The mood was anxious and bleak – the mood of a city before a siege. Up, at the top of the steps leading into Gezi Park, dark shadows in hardhats patrolled the makeshift barricades, nervously scanning the movement of the riot police and water cannon vehicles at the opposite ends of Taksim Square. Inside the park, under the plane trees and blooming lindens, supply tents were already stacked up with boxes of crackers and water bottles. Volunteer doctors swiftly assembled first aid kits on a table. Fire extinguishers and shovels stood ready in one corner. Preparation was key. Earlier that day, Turkey’s prime minister Recep Tayyip Erdogan – Gazdogan, as he had been recently renamed on the walls of surrounding buildings – had issued his “final warning:” get out of the park or suffer the consequences of the government’s wrath.

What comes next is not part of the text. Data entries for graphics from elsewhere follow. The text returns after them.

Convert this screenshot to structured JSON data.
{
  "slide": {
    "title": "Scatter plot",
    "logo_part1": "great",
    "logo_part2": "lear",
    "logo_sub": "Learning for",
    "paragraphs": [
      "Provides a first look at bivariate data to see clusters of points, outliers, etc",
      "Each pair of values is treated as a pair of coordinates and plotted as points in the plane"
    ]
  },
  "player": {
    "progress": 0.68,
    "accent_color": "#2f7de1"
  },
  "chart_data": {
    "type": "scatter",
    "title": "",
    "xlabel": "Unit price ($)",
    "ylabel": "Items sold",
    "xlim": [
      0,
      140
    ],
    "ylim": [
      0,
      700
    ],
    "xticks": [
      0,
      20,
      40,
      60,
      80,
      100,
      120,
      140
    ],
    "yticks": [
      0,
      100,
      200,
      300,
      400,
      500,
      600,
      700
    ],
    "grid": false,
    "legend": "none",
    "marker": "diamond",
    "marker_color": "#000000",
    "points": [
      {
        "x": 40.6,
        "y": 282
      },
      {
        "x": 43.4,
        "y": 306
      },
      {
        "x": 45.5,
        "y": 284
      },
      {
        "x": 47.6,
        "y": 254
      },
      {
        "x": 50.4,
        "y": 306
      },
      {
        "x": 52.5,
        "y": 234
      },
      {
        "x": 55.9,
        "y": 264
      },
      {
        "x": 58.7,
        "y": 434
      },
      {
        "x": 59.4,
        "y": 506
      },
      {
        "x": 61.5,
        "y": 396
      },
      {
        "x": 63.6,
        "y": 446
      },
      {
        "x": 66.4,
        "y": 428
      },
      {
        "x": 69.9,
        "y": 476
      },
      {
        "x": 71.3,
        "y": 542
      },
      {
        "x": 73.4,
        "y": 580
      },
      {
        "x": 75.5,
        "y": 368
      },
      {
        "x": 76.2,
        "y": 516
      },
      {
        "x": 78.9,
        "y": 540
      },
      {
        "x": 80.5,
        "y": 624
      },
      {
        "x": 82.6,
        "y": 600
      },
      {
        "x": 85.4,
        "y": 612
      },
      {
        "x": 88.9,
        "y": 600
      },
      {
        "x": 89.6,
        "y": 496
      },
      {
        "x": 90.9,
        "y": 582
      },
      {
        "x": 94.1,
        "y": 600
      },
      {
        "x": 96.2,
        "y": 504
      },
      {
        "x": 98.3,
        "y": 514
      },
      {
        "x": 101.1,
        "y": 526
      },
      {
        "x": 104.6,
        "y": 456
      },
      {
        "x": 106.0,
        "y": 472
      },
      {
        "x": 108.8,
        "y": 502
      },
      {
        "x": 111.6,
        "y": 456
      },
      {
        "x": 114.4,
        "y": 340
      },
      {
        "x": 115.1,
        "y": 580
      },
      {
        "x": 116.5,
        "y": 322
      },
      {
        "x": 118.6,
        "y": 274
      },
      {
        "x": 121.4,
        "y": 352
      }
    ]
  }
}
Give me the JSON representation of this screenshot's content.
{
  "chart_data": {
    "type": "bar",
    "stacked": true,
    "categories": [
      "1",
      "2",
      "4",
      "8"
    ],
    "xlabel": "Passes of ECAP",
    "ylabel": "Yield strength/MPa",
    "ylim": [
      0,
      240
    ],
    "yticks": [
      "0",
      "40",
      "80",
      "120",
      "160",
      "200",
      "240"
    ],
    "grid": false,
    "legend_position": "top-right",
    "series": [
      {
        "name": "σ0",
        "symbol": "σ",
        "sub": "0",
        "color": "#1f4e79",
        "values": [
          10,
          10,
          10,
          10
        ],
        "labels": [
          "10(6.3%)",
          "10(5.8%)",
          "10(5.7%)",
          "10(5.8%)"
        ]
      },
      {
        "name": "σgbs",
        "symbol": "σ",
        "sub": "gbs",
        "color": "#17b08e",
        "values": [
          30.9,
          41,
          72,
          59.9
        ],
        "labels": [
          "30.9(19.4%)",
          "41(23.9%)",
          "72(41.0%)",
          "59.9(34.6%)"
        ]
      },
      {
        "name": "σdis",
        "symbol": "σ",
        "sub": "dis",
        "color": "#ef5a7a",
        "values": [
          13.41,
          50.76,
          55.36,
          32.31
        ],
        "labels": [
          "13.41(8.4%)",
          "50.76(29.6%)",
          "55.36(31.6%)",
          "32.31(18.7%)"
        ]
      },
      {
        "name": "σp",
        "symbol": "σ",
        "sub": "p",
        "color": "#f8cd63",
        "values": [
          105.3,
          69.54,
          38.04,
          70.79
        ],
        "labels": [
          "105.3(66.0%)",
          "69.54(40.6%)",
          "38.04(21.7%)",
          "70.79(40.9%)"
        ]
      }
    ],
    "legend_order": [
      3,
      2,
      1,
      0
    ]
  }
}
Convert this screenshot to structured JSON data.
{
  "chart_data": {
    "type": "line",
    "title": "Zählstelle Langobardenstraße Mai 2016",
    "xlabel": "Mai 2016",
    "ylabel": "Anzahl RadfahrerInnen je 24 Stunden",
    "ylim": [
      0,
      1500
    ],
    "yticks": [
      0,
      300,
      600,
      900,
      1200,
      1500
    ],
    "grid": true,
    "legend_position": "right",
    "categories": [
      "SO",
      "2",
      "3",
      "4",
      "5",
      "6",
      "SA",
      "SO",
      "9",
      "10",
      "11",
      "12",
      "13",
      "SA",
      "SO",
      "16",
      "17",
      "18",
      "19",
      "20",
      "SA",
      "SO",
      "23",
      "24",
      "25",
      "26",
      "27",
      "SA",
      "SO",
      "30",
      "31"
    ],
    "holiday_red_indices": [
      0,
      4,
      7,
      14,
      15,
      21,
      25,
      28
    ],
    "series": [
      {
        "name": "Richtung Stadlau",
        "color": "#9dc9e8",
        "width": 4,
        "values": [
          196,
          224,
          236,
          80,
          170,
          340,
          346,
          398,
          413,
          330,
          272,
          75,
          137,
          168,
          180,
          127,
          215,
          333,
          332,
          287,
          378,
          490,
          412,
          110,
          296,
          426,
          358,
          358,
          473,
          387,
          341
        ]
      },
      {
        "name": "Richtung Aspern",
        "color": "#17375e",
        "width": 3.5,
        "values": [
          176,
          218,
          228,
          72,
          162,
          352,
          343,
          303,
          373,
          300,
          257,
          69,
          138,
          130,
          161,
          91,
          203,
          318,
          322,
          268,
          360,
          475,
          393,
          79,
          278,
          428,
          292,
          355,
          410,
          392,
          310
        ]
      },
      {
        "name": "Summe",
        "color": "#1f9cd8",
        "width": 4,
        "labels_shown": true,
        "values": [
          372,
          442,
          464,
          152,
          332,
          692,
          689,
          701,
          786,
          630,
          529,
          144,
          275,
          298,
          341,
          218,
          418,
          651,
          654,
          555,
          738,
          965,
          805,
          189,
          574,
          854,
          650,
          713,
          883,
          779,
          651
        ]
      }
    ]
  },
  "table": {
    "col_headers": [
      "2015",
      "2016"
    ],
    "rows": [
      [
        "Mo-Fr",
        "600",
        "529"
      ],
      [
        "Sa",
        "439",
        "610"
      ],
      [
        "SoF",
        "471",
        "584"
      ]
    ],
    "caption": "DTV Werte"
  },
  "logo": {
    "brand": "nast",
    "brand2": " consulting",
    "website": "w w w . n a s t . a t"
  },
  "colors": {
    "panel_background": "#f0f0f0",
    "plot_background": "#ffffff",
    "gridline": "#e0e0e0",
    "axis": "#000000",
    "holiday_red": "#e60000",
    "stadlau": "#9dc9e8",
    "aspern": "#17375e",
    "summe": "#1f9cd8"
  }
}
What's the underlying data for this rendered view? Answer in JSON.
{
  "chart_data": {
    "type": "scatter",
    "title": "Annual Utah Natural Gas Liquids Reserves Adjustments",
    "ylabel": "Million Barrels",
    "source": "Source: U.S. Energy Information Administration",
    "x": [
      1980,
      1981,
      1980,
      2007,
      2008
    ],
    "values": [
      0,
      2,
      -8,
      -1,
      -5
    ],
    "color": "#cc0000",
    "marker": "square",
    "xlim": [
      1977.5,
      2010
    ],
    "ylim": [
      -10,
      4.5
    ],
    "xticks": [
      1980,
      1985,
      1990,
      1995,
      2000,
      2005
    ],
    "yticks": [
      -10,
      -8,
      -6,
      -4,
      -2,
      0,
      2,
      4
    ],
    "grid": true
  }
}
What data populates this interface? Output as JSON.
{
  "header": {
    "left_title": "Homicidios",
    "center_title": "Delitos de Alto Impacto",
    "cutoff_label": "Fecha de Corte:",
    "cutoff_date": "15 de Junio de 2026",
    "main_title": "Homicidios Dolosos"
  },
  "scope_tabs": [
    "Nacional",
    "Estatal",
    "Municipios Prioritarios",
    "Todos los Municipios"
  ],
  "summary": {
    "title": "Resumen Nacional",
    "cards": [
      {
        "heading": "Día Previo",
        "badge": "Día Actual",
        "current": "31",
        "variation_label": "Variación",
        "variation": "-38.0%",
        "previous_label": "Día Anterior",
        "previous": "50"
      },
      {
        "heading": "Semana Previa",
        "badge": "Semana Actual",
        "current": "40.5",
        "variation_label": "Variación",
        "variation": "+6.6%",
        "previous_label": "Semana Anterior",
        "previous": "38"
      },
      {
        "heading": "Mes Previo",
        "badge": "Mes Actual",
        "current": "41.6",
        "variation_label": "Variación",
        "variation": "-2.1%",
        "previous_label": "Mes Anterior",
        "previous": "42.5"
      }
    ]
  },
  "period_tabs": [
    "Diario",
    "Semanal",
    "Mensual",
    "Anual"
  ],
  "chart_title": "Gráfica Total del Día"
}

But nobody was leaving. The danger had only brought people closer: anarchists and socialists and Kurds and liberals and conservatives and environmentalists and LGBT activists. At three o’clock on Friday morning Gezi Park was full of young people, many of them wide awake in small pools of light, chronically checking their phones and laptops and tablets, others playing backgammon to pass the time, smoking, strumming guitars, or reading for their university exams. A small crowd had gathered by the stage in the center of the park to learn the results of the negotiation talks between Erdogan and representatives of the protesters. Less troubled souls were already sleeping in their tents, on benches, and on colorful blankets spread out on the ground, as if in a mosque.
The attack never came that night. Gezi Park was to survive another day, though its future remained uncertain.
Outside, by the Ataturk Monument on Taksim square, the pianist Davide Martello, aka Klavierkunst, was performing a live concert. Both protesters and police were listening enchanted, suspending for a moment their animosity. As long as the music played, there wouldn’t be any violence. For 1001 nights.